After all, these lifestyle choices about free time, education, employment and marriage all run together. Married men are more likely to be employed and educated, and educated men are more likely to be married.
When screentime is taken as one category, the results are telling: non-working men spend nearly 2,000 hours a year “watching and playing on screens” — which a little math will show is the same as a full-time job. That’s right, men are literally dropping out of the work force to watch television and play computer games all day.
Still, some might wonder: Does it really matter if men decide to check out for a while?
Yes, in the most profound, existential way.
U.S. society is now not producing nearly enough children to replace itself. While some of this is because people prefer smaller families, the fact is that women want to have more children than they are having. On average, U.S. women would like slightly more than two children — which is just above replacement level.
But these same women are saying that one of the major impediments to having the family they want is the lack of eligible men as partners. In one survey, a majority of childless women who wanted children cited lack of a suitable partner as the reason for not having the children they want.
This disconnect isn’t just a personal failure of ambition; it’s a structural one. As Richard Reeves, president of the American Institute for Boys and Men, recently noted, the traditional pathway towards adult meaning is getting lost as core institutions such as religion, family and societal responsibilities have eroded. When these traditional “on-ramps” to adulthood disappear, many men simply stall out.
But in a soft defense of such men, secular society has not exactly done a great job convincing young men why they shouldn’t live lives of pleasurable, stress-free leisure. Traditionally, institutions such as religion gave men reasons why they should get up in the morning, put in that job application and create, raise and provide for a family, but with the decline of faith, there is increasingly no solid response to the question of “why not.”
While religious people are still largely getting married and having children, their secular counterparts are less likely to start a family that was once considered a milestone of adulthood.
It is true that in some sectors the kind of no-degree required, stable job with benefits has disappeared. But before people blame modern economics, my graph confirms that the number of life dropouts during the Great Depression was a fraction of what it is today. Indeed, in many ways, having the option of simply not doing anything is a wage of relative abundance in society, suggesting there may perhaps be some truth to the popular adage from G. Michael Hopf’s novel “Those Who Remain” that “Hard times create strong men. Strong men create good times. Good times create weak men. And, weak men create hard times.”
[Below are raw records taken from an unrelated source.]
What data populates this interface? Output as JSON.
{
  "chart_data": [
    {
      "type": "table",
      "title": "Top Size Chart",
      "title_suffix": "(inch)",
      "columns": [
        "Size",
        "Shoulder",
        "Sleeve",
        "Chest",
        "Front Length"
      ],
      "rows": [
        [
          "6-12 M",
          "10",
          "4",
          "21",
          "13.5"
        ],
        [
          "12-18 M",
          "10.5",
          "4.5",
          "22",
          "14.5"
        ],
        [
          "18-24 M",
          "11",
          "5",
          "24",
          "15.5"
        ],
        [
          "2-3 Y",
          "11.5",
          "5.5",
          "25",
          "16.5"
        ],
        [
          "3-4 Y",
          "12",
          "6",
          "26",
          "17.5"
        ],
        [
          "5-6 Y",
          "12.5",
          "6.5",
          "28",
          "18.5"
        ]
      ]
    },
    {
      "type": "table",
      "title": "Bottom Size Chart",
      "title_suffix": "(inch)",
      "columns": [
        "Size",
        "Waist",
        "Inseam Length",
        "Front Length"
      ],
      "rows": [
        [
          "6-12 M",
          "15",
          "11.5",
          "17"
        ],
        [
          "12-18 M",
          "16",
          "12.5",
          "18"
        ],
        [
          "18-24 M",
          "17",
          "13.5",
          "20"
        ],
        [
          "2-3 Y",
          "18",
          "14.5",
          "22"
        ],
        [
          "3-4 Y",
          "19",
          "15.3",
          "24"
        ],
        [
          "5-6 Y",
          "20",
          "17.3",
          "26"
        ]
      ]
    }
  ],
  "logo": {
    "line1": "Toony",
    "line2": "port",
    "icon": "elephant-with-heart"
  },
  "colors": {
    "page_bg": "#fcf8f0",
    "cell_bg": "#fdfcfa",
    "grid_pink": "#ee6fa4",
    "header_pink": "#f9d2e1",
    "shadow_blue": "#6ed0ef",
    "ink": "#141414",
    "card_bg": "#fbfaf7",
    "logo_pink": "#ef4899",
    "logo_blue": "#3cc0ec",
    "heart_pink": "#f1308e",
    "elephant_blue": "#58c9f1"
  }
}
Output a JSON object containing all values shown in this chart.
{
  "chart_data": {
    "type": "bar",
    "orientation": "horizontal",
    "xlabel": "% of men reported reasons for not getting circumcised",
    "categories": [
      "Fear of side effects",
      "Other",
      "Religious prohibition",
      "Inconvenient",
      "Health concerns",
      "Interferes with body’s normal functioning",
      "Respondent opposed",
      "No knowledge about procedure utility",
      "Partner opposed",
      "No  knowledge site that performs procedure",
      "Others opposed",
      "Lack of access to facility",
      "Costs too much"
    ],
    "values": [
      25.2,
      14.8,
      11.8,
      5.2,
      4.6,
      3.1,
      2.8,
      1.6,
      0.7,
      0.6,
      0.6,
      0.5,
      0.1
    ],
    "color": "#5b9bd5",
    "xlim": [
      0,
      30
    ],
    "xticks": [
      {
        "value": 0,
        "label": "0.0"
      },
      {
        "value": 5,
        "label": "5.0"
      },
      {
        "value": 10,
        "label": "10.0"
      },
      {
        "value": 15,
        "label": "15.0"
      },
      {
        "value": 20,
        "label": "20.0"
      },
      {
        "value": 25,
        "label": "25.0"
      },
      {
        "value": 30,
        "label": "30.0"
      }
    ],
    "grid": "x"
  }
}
Men are increasingly simply dropping out while largely living off the largess of relatives or others while not contributing to the future.
Something has to give.
That’s not to say that all or even more unmarried men fit in this category, but when about one out of 10 men have dropped out completely, and many more women than men are attending college, it tangibly affects the overall supply and demand of the marriage market and the downstream marital prospects of women who want to be equally yoked to a partner.
Over a decade ago, journalist Kay Hymowitz’s article “Where Have the Good Men Gone?” struck a nerve with a new generation of women who were increasingly recognizing the Peter Pan attitude of the guys they were dating. Since then even more of the good men have gone away. That is not to say that young women aren’t going through their own problems, but when a significant chunk of young men check out from what makes life most meaningful, the very foundation of society starts to fracture.
But the ancient wisdom from a Nazarene carpenter still holds true. The man who tries to save his life for himself will inevitably lose it. It is only by “losing” himself that finally gives him the traction to move forward.